Under a Cruel Star Background

Under a Cruel Star Background

Heda Margoulis Kovaly originally published her memoir under the title "The Victors and The Vanquished" in Canada in 1973. A second version, "I Do Not Want To Remember", was published later the same year in the U.K. The memoir tells of the years that she spent during the Second World War as a woman of Jewish ancestry, captive in the Lodz ghetto and then imprisoned in the most infamous of Nazi death camps, Auschwitz. As the war drew to a close, and the Germans realized that they were shortly to be overpowered by the Allied forces, prison authorities marched prisoners into the middle of nowhere on "death marches" and shot them. When her camp was marched, she escaped and made her way back to Prague but found that her old friends were too frightened of Nazi reprisals to help her and so had to rely on her wits to survive. In May 1945 she participated in the Prague Uprising against the Germans.

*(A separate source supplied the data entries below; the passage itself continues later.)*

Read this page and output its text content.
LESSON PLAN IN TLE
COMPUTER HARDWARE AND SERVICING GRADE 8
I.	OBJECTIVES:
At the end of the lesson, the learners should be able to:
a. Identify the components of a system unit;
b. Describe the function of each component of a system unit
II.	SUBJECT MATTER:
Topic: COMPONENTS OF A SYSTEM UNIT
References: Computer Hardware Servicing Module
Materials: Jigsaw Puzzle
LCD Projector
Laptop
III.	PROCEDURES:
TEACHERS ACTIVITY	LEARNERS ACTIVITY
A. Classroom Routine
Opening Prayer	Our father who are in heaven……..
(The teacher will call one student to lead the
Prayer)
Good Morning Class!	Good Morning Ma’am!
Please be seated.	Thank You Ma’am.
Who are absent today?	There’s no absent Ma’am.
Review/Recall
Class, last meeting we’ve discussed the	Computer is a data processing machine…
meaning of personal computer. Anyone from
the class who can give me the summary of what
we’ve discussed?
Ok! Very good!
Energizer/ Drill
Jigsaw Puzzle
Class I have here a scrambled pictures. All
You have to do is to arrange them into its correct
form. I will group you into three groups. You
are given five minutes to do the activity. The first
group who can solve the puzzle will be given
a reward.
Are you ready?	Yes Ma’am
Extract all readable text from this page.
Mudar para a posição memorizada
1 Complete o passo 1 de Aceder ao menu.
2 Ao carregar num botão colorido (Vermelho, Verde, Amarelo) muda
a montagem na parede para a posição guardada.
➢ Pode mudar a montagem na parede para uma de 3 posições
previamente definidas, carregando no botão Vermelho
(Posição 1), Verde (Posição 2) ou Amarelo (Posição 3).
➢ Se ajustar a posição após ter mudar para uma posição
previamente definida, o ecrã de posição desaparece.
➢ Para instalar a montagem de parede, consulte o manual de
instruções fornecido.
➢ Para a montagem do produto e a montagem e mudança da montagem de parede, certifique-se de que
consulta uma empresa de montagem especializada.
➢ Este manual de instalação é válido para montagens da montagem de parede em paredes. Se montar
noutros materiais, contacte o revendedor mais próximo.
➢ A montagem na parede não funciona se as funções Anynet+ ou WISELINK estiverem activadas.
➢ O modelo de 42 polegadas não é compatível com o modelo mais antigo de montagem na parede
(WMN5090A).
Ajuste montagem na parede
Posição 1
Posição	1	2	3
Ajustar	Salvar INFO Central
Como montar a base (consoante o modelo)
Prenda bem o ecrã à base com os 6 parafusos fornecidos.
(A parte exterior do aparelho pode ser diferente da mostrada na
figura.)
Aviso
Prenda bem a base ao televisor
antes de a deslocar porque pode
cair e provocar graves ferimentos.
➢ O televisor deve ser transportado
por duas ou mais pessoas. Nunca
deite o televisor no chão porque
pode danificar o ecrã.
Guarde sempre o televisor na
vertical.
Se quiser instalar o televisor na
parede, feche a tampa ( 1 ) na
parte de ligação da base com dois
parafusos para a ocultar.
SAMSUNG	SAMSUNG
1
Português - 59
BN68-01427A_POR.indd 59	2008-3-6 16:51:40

Although her parents and family were killed at Auschwitz, both Heda and her husband, Rudolf, survived. Her memoir also explains why it was so difficult for Jews liberated from the camps to reintegrate back into a society that was still shockingly anti-Semitic. She chronicles the rise of Communism, her husband's political career within the Communist government and his subsequent arrest and trial in a Soviet-created trial and his execution in 1952. Under the draconian Czech constitution unemployment was illegal and the widowed Heda struggled to stay in a job. In 1968, Prague was invaded after the infamous Prague Spring; the memoir ends as Heda emigrates to the United States.

The memoir was well-received and was given praise universally by critics. Clive James wrote that if any book could educate the reader in thirty seconds as to the political structure of the political tragedies of the Twentieth Century it was this one. Heda married for a second time; she and her husband did not return to her homeland until 1996. She passed away in Prague at the age of ninety-one and is memorialized at the New Jewish Cemetery in Prague, just behind the tomb of Franz Kafka.